Five years on from the introduction of Permitted Development Rights (PDR), Andy Jansons, managing director of Jansons Property, weighs up the pros and cons it has brought to the industry.

Although opinions vary on PDR, most would agree it is something of a double-edged sword.

Its critics acknowledge its success in creating additional homes often in town centres where they support the retail, while many of its supporters accept there is a cost in lost employment sites and, subsequently, pressure on commercial rents.

In addition, it helps councils meet their housing targets but denies them any opportunity to require developers to provide social housing or s106 payments.

Through our own experience of PDR we can illustrate both the direct and indirect impacts it has had on the development world.

In one case we found that PDR gave us a degree of leverage which helped us gain consent for a conventional residential planning application.

We bought a six-acre site called Terriers in Hazlemere, Buckinghamshire which comprised an attractive listed building with less attractive 1970s outbuildings behind. The land was designated brownfield for employment use and the council wanted to retain that, although nearby areas were residential.

Through PDR, we were able to convert the listed building to apartments, then subsequently, apply to build 25 family homes on the remaining land. Those were easier to take through the planning system since the main building was now residential.

Overall it offered a good mix of property types in a suitable location and the council was able to get social housing and s106 payments, which were not required in PDR element of the scheme.

In Hammersmith we calculated that an office building would make a suitable conversion to serviced apartments although the council seemed likely to oppose it in the planning process.

However, with an Article 4 Direction – with which council can prevent PDR schemes – due to be implemented, it made sense to submit the required ‘prior approval’ notice for a PDR scheme so that the principle of residential consent could be established. Then any subsequent application for serviced apartments, where s106 contributions would be payable, would present a preferable option for the council.

One unexpected side effect of PDR has been the creation of micro-units, ie small flats which offer entry level properties for first time buyers. An office building in Sheet Street, Windsor which offers ‘crash-pad’ accommodation, is a great example. Starter homes in Windsor are a particular rarity, given its high prices.

Admiral House, also in Windsor, demonstrates the effects PDR has had on commercial rents – ironically making conversion to residential less viable than maintaining its office use. The striking 9,000 sq ft building of period offices in St Leonards Road, appeared to represent a typical PDR opportunity. Capital values of around £250 per sq ft on purchase would likely rise to £700 – £750 per sq ft for quality apartments.

We had existing tenants and were prepared to await lease ends before starting work. However, in taking stock of the Windsor office market, it emerged that PDR conversions had reduced the office stock so much, rents had been driven up.

Older offices could attract £32 per sq ft with new accommodation attracting up to £40 per sq ft.

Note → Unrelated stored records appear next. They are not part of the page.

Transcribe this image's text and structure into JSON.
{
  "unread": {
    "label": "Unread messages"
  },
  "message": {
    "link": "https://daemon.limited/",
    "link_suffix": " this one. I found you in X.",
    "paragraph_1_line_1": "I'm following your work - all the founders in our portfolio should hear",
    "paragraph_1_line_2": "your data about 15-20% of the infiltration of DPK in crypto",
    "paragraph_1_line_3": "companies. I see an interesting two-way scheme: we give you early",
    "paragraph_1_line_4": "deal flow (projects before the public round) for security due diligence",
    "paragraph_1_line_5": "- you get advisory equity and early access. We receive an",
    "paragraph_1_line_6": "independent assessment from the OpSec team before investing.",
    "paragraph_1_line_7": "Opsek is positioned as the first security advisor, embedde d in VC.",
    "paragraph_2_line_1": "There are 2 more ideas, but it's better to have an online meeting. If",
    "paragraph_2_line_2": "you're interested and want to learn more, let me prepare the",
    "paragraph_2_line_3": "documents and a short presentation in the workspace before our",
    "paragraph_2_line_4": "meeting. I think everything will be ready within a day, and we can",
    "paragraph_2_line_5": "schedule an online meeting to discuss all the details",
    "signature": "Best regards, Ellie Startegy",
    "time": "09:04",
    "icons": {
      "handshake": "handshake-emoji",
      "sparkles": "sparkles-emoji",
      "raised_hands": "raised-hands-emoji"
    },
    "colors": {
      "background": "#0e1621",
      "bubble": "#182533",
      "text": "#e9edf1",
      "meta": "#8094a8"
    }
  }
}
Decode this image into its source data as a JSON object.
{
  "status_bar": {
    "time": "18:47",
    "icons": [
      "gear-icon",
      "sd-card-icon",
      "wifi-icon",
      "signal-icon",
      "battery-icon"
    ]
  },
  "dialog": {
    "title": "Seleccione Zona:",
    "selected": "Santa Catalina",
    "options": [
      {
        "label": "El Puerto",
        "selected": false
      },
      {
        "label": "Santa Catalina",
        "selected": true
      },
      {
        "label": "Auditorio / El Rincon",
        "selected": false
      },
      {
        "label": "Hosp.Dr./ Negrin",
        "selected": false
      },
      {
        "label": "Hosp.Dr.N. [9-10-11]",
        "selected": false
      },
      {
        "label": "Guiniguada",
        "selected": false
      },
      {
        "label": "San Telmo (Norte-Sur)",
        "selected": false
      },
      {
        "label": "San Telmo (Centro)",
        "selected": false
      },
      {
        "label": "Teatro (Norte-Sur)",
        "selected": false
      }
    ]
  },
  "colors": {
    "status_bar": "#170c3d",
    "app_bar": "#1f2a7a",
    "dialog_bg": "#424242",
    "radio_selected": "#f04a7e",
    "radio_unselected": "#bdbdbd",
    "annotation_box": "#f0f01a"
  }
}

So rather than spend £150 per sq ft on converting Admiral House to residential, we were able to fully let the building as commercial office space and then sell it into a very strong investment market.

While PDR in town centres, can support the retail and restaurant operators, some schemes have come forward in far less appropriate places. One application has been put forward for an office building at Thames Valley Park although it may not now proceed.

One which did proceed, but is no less inappropriate, is at the Ridgeway Trading Estate in Iver. The estate failed as hi-tech space and is, surprisingly, now fully residential – but offering residents very poor amenity.

Statistics show where PDR has both helped and hindered the markets nationally.

More than 20,000 new homes have been created, accounting for almost eight per cent of all new housing – often revitalising city centres. It generally uses poorer quality office stock which is harder to let.

But at the same time, PDR has cost the country almost 18 million sq ft of offices and the potential loss of affordable homes has been calculated at 7,644.

Office to residential conversions are inevitably a compromise because floor layouts and services are unlikely to be ideal and external elevations cannot be altered under PDR.

Furthermore a site’s full potential can be diminished. Suppose a 7,000 sq ft office building was converted to residential on a quarter of an acre site. A new multi-story block, which would have to go through the full planning process, might potentially accommodate four times the number of apartments.

But taking into account both sides of the PDR debate, my overall view is that it is more positive than negative.

The UK needs 300,000 new homes a year and PDR can relieve the pressure that creates on both Green Belt and brownfield land.

And at times of major disruption in the retail and food & beverage sectors, many towns and cities have had a shot in the arm just when they needed it most.